The Failure of the Procreation Argument
A common argument from those who oppose same sex marriage is that the purpose of a wedded union is [to] breed and make lots of little Cheerio-eating poop factories, and since gay people can’t reproduce, then same sex marriage is an empty gesture. But the thoughtful blogger at tongodeon is a series of tubes explores this argument and comes up with a different assessment:
Same-sex couples are not “darwinian dead ends” any more than adoption, grandparental and filial support, military and police self-sacrifice, intraspecies symbiosis, and other forms of altruism and social management are dead ends. Same-sex couples are neither uniquely nor de facto childless. Both same and opposite-sex couples are the full-time legal guardians of their own offspring and others’. But that’s OK, because even if this were true I don’t actually understand how this even matters. I don’t understand why an opposite-sex remarried partner’s past children count for more than a same-sex remarried partner’s past children. I don’t understand why the future children that a same-sex couple can’t have count for more than the future children that an infertile opposite-sex couple can’t have. I don’t even understand why a couple’s fecundity has anything at all to do with their legal recognition. The fact that same-sex couples can’t make babies but opposite-sex couples can seems to have about as much to do with marriage licenses as the fact that humans can make cars but dogs can’t has to do with drivers’ licenses.

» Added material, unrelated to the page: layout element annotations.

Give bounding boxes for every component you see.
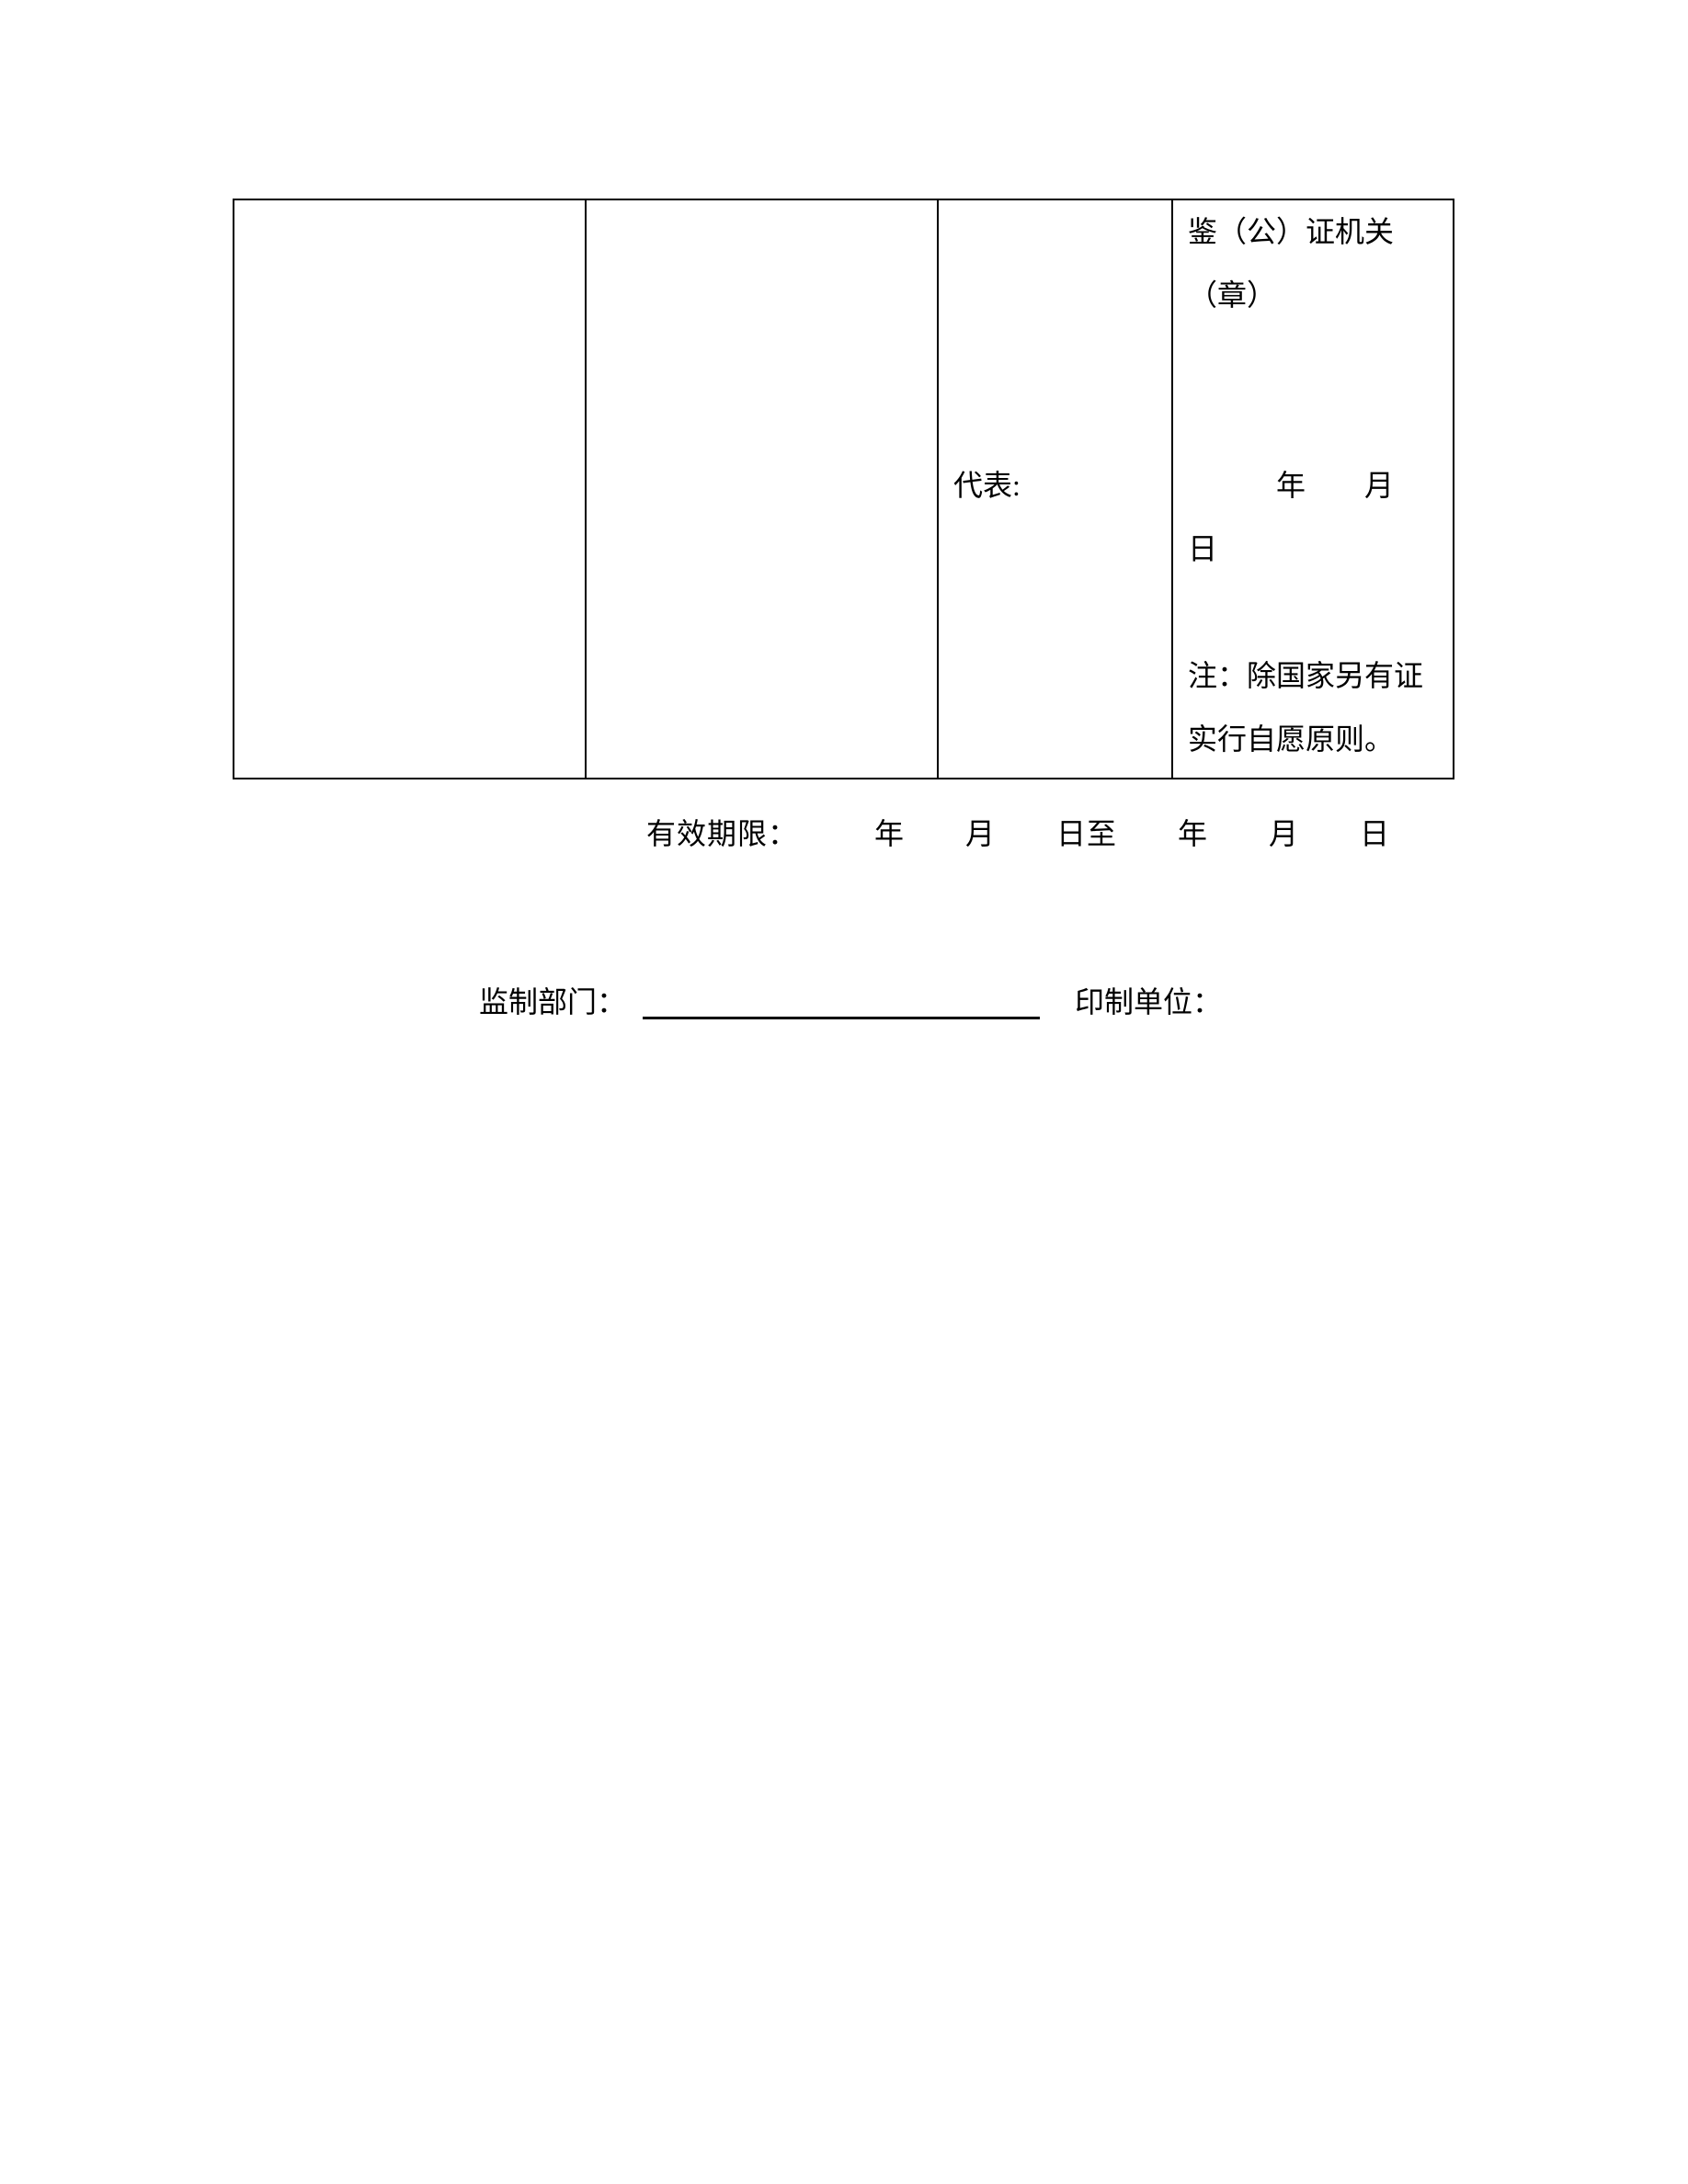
footer-issuer-line: 监制部门： 印制单位： [464, 941, 1222, 1022]
cell-line [953, 518, 1171, 581]
note-line-2: 实行自愿原则。 [1188, 722, 1395, 756]
cell-line [953, 644, 1171, 708]
cell-line [953, 391, 1171, 454]
certification-table: 代表: 鉴（公）证机关 （章） 年 月 日 注：除国家另有证 实行自愿原则。 [233, 199, 1454, 779]
supervisor-label: 监制部门： [479, 985, 627, 1018]
table-cell-party-a [234, 200, 587, 778]
authority-title: 鉴（公）证机关 [1188, 215, 1395, 248]
date-day-line: 日 [1188, 532, 1218, 565]
supervisor-blank-underline [643, 989, 1041, 1019]
note-line-1: 注：除国家另有证 [1188, 659, 1424, 692]
table-cell-representative: 代表: [939, 200, 1173, 778]
table-cell-certification-authority: 鉴（公）证机关 （章） 年 月 日 注：除国家另有证 实行自愿原则。 [1173, 200, 1453, 778]
cell-line [953, 200, 1171, 264]
printer-label: 印制单位： [1075, 985, 1223, 1018]
authority-seal-label: （章） [1188, 279, 1277, 312]
cell-line [953, 581, 1171, 644]
table-cell-party-b [587, 200, 939, 778]
cell-line [1188, 391, 1445, 454]
cell-line [953, 327, 1171, 391]
cell-line [953, 264, 1171, 327]
cell-line [1188, 327, 1445, 391]
validity-period-line: 有效期限： 年 月 日至 年 月 日 [646, 817, 1391, 850]
date-year-month-line: 年 月 [1188, 469, 1395, 502]
representative-label: 代表: [953, 469, 1021, 502]
cell-line [1188, 581, 1445, 644]
cell-line [953, 708, 1171, 771]
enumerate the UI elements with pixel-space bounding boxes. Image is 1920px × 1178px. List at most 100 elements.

They can’t, but that’s not the reason why.
Here’s what I do know: right now there are thousands of same-sex families with parents who are the full-time guardians of their biological, adoptive, and foster children, and their partners’ biological, adoptive, and foster children. Do those children “deserve” to have the protection of two parents instead of one parent and the legal equivalent of that parent’s golf buddy?